Fuera al fin, todas libres de insultos y momentos de tensión, lográbamos seguir viéndonos cada pocos meses para darnos el cariño que siempre nos tuvimos, para prestarnos el apoyo que alguna podría necesitar y para celebrar los logros que íbamos consiguiendo. Por eso somos “lo mejor que nos ha dado el infierno”, buenas amistades que no necesitan verse cada día, pero que están siempre ahí, a un WhatsApp de distancia.

Hace unos años, unos meses antes de poder juntarnos de nuevo en mi boda, Patricia nos dejó. Nos dejó como ojalá nadie os deje, nos dejó con el hermoso recuerdo de su sonrisa, de sus bromas constantes, de su espíritu fiestero, de su forma de estar fingiendo no estar, de su preocupación despreocupada. Se fue siendo joven, sana y muy querida, como nadie debería irse jamás. Se fue dejando a un montón de personas heridas que sobrevivieron aquel infierno sin saber que les esperaba uno real. Ella era, sin duda, lo mejor del infierno. La única persona que jamás he visto discutir, que jamás ha dejado salir una mala palabra hacia otra persona. Ella era alegría y, con el tiempo, creo que estamos consiguiendo recordarla solamente así, con alegría. Conseguimos llorar con una sonrisa en los labios en su memoria y recordar juntas aquellos extraños piropos que nos dedicaba siempre, sobre todo si veía que no tenías un buen día.

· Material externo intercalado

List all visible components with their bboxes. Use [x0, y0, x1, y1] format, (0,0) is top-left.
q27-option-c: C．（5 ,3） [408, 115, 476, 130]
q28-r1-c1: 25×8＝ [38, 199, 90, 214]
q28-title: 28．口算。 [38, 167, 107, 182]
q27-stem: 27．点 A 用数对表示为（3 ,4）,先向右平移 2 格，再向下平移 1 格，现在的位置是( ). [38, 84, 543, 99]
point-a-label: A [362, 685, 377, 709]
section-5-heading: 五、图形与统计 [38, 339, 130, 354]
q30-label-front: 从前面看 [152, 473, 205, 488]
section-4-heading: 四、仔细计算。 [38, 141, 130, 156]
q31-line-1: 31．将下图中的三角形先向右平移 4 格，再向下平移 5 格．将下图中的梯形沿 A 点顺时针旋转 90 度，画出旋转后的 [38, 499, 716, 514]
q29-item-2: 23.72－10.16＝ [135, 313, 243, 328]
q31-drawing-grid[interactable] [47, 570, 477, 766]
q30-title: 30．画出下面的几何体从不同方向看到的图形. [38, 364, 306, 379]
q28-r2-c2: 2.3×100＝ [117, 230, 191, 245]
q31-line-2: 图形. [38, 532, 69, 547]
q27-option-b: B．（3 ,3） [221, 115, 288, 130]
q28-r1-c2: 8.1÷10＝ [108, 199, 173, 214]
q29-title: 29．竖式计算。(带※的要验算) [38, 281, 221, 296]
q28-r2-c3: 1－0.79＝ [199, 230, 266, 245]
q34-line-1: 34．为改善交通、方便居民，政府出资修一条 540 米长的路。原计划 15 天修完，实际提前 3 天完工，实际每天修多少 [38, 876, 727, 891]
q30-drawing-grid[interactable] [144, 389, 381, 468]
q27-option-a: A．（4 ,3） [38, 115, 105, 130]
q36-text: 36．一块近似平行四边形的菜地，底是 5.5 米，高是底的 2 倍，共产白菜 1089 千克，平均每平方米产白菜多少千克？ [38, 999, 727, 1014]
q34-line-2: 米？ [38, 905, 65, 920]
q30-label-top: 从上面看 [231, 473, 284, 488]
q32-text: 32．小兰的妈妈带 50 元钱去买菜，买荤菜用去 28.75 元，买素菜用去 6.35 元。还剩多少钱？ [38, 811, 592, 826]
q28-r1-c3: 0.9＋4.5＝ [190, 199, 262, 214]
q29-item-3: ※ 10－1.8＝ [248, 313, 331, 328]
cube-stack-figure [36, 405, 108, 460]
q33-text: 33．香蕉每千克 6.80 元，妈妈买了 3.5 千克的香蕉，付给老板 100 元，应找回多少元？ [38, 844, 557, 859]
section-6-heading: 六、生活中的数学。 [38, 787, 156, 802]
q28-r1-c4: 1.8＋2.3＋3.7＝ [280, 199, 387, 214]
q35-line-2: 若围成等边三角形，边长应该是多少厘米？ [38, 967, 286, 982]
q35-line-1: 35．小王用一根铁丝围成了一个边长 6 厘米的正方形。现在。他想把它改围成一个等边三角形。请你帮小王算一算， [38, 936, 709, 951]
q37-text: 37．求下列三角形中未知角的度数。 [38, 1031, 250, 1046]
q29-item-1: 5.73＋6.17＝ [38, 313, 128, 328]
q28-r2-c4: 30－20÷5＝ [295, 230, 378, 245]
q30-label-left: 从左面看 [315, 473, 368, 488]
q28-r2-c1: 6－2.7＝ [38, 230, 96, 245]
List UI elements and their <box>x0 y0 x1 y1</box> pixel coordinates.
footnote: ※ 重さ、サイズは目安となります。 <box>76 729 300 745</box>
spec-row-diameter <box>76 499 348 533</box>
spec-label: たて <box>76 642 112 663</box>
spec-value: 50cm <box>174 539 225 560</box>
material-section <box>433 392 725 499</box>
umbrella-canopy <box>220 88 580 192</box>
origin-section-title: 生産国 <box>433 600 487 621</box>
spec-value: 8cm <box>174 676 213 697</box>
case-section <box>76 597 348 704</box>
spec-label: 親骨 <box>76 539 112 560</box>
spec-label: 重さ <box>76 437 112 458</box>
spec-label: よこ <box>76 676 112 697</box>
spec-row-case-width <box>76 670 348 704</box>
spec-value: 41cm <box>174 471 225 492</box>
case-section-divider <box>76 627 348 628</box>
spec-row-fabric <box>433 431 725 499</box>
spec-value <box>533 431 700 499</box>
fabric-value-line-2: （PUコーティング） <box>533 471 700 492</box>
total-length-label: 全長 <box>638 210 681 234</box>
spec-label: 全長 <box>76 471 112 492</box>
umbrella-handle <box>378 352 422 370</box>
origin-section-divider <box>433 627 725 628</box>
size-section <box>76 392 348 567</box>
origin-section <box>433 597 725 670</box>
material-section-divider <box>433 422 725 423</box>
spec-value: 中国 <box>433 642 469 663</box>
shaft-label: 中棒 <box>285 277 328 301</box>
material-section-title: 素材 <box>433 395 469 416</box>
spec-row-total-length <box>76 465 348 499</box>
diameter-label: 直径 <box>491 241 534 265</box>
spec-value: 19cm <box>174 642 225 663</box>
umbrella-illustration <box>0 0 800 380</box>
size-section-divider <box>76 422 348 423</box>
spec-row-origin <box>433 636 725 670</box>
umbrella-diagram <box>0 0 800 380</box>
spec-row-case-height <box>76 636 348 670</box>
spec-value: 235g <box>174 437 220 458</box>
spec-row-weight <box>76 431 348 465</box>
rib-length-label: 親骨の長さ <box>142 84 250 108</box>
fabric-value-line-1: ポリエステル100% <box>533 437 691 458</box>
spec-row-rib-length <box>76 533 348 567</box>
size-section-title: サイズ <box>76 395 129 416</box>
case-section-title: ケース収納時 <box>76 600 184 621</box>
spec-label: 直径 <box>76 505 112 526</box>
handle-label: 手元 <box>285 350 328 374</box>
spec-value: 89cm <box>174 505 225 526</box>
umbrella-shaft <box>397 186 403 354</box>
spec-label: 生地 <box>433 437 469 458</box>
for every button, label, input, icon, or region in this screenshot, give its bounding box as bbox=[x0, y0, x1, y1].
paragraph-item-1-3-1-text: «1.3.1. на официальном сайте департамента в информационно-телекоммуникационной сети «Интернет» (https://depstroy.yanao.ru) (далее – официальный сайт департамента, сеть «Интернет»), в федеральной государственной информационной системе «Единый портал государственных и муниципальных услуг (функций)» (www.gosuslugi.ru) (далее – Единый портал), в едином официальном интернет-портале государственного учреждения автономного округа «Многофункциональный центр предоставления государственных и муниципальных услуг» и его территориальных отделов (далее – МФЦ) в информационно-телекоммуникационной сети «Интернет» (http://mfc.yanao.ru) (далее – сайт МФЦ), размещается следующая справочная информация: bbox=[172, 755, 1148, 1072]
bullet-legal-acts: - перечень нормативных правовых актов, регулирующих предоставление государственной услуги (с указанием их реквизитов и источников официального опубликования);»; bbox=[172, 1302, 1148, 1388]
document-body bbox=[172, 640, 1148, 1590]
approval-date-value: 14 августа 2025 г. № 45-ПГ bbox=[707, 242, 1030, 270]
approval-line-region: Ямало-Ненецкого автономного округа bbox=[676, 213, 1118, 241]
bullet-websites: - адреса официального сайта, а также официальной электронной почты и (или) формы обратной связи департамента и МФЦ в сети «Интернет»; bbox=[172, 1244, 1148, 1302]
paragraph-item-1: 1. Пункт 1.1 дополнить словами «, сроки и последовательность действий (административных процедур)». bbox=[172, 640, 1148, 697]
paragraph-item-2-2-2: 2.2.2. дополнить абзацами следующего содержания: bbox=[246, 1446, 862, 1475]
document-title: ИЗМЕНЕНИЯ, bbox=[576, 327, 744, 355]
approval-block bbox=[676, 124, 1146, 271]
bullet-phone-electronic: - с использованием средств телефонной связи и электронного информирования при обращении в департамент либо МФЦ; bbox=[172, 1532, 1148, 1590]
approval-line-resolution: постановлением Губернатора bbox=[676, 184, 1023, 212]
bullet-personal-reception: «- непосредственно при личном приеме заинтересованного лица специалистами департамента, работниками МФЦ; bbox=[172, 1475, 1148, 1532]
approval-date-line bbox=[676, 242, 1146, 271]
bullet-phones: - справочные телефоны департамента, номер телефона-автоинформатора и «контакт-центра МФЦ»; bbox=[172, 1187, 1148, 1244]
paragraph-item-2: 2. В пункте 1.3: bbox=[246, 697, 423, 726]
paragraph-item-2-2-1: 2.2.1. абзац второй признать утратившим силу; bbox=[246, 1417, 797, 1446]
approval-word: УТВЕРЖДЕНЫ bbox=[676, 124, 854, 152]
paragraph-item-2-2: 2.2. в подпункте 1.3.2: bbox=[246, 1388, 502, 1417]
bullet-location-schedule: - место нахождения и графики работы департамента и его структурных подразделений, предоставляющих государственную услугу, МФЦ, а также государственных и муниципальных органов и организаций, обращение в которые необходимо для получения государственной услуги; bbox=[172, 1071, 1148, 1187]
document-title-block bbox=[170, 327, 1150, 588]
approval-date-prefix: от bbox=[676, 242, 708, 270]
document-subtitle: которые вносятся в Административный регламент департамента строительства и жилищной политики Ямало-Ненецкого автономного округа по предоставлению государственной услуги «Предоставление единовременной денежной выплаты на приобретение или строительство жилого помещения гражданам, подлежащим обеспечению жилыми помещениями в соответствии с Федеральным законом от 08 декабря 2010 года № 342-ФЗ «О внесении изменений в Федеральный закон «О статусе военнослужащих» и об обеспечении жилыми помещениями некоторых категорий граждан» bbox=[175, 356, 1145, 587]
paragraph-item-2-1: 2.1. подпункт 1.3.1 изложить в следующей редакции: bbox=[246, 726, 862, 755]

Jamás creí querer hacerme un tatuaje con todas ellas, pues lo que nos unía no era en absoluto bello, no sería un recuerdo bonito que tener entre todas, porque el nexo sería aquel infierno. Pero ahora, tras otra de esas bodas deseadas, entre copas y congas y, sobre todo, tras bailar juntas su canción, alguien dijo “se merece un tatuaje”. Y creo que fue la vez que más ganas he tenido de llamar a mi estudio y pedir cita, corriendo, para mi y para todas las que se nos quieran unir.

Ella era única, es también un precioso nexo entre nosotras y, aunque hay algunas que conservan sus hermosas pieles vírgenes de tinta, sé que serán las primeras en acompañarnos en cuanto tengamos ese diseño tan emotivo que nos haga seguir para siempre sonriendo con los ojos empañados y una anécdota guardada donde nuestra amiga (AMIGA) nos hubiese deleitado con una de sus putadas desternillantes.

 

Actualización: y aquí está, con nosotras para siempre.